Consumption of fruits and vegetables, especially cruciferous vegetables, has been associated with reduced risk of cancer, with bitterness indicated as the primary reason for avoidance (Drewnowski and Gomez-Carneros, 2000
; Murillo and Mehta, 2001
). In adults, studies investigating the relationship of bitter sensitivity to cruciferous vegetable preferences have been varied (reviewed in Tepper, 2008
). The most consistent relationship appears in studies with preschool children, including two studies showing that preschool non-tasters gave broccoli higher ‘liking’ ratings and consumed more bitter vegetables than preschool supertasters (Keller et al., 2002
; Bell and Tepper, 2006
Other taste and dietary preferences also correlate with bitter sensitivity, including bitter citrus, cheese, and carbonated beverages (reviewed in Tepper, 2008
). Interestingly, comparison of two independent studies of preschool female non-tasters and female college students, respectively, suggested an inversion with age in dietary fat consumption (Yackinous and Guinard, 2002
; Keller and Tepper, 2004
). It is possible that the association of TAS2R38 with caries in the primary dentition may reflect biological processes that change with age, a greater influence of social and cultural influences on adult habits, or a combination of both. While this association is supported by the consistency in the genotype and haplotype associations and could be explained by age-related processes, the potential for undetected association in the mixed and permanent dentitions exists. A larger study group and additional statistical models may be needed to identify associations in these groups, especially if the phenotypic effect is smaller. Additionally, the focus of this analysis on genetic factors does not account for the potential of environmental confounders.

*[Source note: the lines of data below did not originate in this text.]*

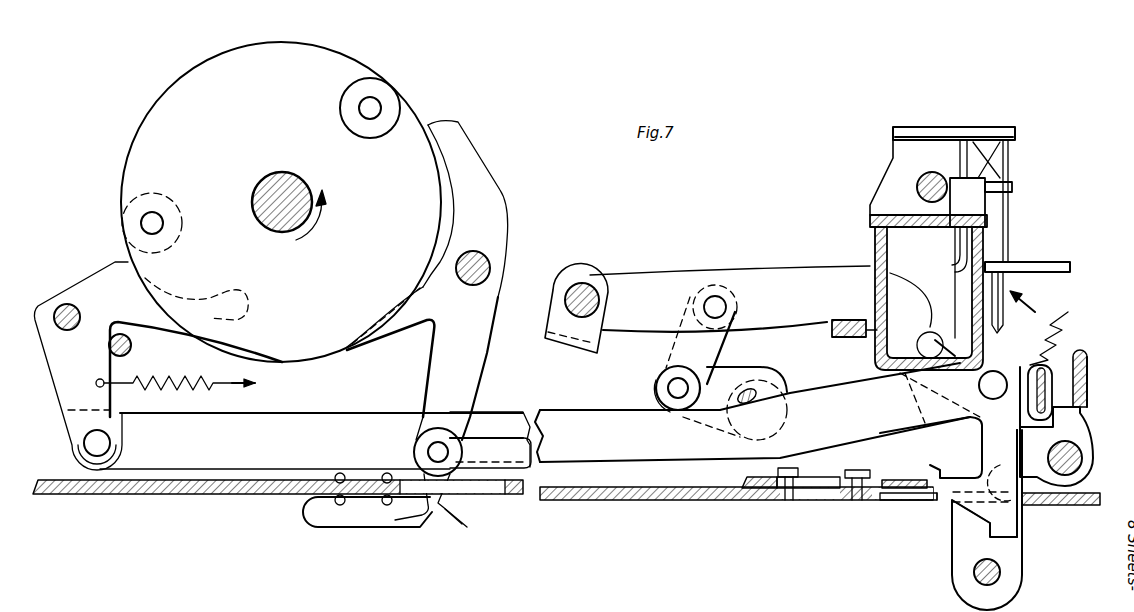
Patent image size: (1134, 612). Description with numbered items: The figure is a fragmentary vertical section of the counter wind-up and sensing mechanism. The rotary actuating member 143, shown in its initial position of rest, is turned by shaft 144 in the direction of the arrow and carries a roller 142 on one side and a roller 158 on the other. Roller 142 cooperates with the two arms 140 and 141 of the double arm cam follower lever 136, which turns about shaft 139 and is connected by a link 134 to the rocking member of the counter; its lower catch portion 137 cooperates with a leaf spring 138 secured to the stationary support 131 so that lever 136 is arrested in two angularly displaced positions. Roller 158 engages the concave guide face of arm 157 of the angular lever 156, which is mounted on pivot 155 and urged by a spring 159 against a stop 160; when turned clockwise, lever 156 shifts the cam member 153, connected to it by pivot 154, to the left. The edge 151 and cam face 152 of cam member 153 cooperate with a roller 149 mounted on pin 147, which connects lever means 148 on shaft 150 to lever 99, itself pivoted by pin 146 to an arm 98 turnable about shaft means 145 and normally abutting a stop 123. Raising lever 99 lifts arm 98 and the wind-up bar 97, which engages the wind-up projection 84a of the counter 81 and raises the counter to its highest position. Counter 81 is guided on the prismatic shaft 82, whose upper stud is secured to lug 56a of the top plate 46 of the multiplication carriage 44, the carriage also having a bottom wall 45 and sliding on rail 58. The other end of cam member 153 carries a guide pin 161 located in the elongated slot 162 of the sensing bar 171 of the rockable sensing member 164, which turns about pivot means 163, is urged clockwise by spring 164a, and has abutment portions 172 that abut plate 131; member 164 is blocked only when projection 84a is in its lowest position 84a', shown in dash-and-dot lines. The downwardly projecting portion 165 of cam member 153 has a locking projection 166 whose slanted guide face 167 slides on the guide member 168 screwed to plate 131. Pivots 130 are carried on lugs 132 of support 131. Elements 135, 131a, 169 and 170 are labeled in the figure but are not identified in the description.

The rotary actuating member 143 is at (182, 105).
The shaft 144 is at (282, 184).
The roller 142 is at (385, 93).
The roller 158 is at (122, 222).
The arm 141 is at (484, 178).
The double arm cam follower lever 136 is at (489, 299).
The shaft 139 is at (490, 265).
The arm 140 is at (387, 328).
The lever lower arm 135 is at (447, 412).
The link 134 is at (505, 470).
The catch portion 137 is at (392, 520).
The leaf spring 138 is at (452, 528).
The angular lever 156 is at (65, 374).
The pivot 155 is at (68, 305).
The pivot 154 is at (88, 437).
The arm 157 is at (196, 330).
The stop 160 is at (127, 350).
The spring 159 is at (168, 390).
The stationary support 131 is at (655, 502).
The base bar portion 131a is at (890, 501).
The cam member 153 is at (503, 422).
The edge 151 is at (560, 420).
The shaft means 145 is at (584, 282).
The stop 123 is at (760, 270).
The arm 98 is at (838, 276).
The pin 146 is at (714, 295).
The lever 99 is at (685, 350).
The pin 147 is at (656, 384).
The roller 149 is at (672, 389).
The lever means 148 is at (728, 377).
The shaft 150 is at (753, 390).
The cam face 152 is at (724, 437).
The bottom wall 45 is at (866, 362).
The elongated slot 162 is at (930, 325).
The multiplication carriage 44 is at (871, 186).
The top plate 46 is at (912, 228).
The rail 58 is at (915, 178).
The lug 56a is at (953, 133).
The prismatic shaft 82 is at (1005, 158).
The counter 81 is at (1020, 220).
The projecting portion 84a is at (1037, 241).
The spring 164a is at (1042, 290).
The lowest position of wind-up projection 84a' is at (1067, 336).
The slot 170 is at (1034, 362).
The sensing member 164 is at (1088, 376).
The sensing bar 171 is at (1089, 393).
The wind-up bar 97 is at (1075, 426).
The pivot means 163 is at (1082, 456).
The downwardly projecting portion 165 is at (1000, 432).
The guide pin 161 is at (943, 432).
The lug 132 is at (1012, 556).
The abutment portion 172 is at (1024, 514).
The pivot 130 is at (1001, 572).
The guide member 168 is at (896, 481).
The screw 169 is at (790, 503).
The locking projection 166 is at (938, 500).
The slanted guide face 167 is at (970, 503).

In addition to the influences of the TAS2R38 receptor on taste preferences and dietary habits, a specific sweet receptor has been identified as a heterodimer of the TAS1R2 and TAS1R3 gene products. Analysis of our data revealed a significant association of the C allele of TAS1R2-SNP2 with both caries risk and protection in the “mixed” group. The absence of additional supporting genotype or haplotype association suggests caution in excluding these associations as potential type I errors. However, it is possible that the C allele is interacting with additional SNPs that were not genotyped in our study and are associated separately with caries risk or protection.

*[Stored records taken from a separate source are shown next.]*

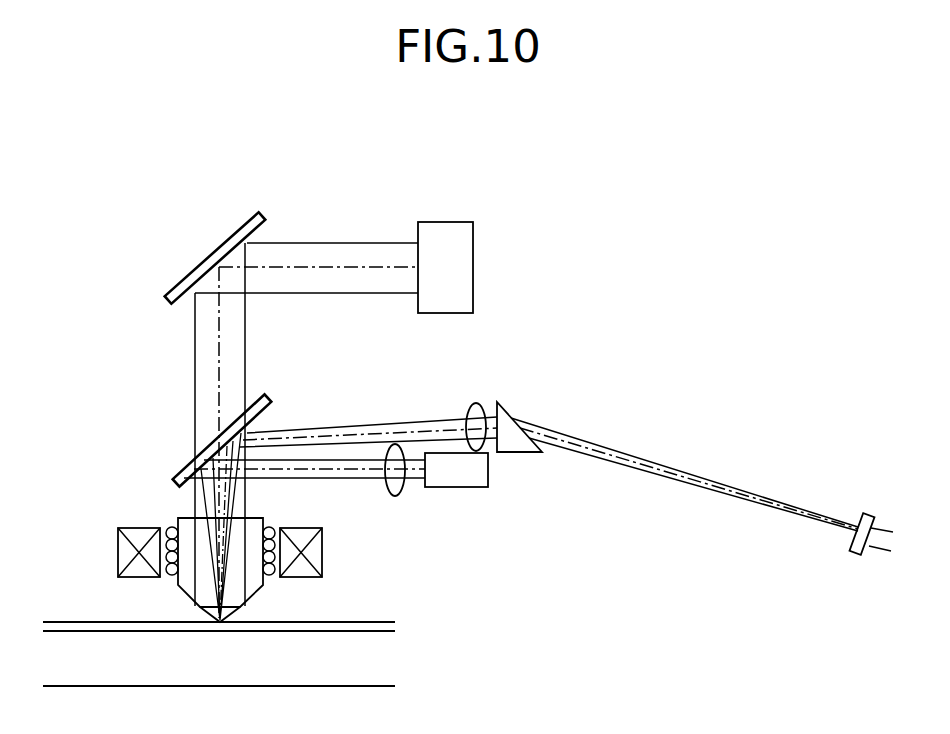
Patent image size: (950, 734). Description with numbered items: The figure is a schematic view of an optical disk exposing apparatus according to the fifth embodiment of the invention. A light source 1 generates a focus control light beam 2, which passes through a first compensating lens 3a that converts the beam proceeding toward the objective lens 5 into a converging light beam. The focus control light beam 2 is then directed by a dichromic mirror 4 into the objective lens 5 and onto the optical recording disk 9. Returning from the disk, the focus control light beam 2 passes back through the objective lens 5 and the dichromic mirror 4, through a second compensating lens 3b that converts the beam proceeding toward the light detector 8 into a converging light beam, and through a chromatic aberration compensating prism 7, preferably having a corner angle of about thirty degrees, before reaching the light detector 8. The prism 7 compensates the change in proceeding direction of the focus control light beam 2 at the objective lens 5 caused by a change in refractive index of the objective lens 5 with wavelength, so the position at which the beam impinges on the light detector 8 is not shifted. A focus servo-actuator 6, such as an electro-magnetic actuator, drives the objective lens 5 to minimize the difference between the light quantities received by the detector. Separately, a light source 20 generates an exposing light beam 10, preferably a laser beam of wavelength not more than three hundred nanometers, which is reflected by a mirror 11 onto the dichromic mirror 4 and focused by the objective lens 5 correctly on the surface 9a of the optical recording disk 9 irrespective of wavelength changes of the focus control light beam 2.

The light source 1 is at (463, 480).
The focus control light beam 2 is at (347, 480).
The first compensating lens 3a is at (396, 497).
The second compensating lens 3b is at (472, 405).
The dichromic mirror 4 is at (267, 392).
The objective lens 5 is at (252, 590).
The focus servo-actuator 6 is at (170, 530).
The chromatic aberration compensating prism 7 is at (503, 407).
The light detector 8 is at (870, 513).
The optical recording disk 9 is at (385, 662).
The surface of the optical recording disk 9a is at (383, 623).
The exposing light beam 10 is at (318, 247).
The mirror 11 is at (250, 216).
The light source 20 is at (445, 230).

In summary, our results have identified two genes important in taste-sensing that are associated with dental caries risk and/or protection. These results highlight the importance of understanding the role of taste preferences in caries and the utility of a genetics approach that overcomes the methodological challenges of laboratory taste preference assessment and reported dietary habits. Ultimately, the characterization of genes involved in taste preference and their genetic association with caries will contribute to greater screening of susceptible individuals and inform intervention strategies. Studies have shown that dietary intervention strategies in infants can have some level of influence on food acceptance (Mennella et al., 2008
). It is possible that different intervention strategies may prove more productive for individual subgroups of taste receptor genotypes and thereby contribute to early and targeted dental caries prevention.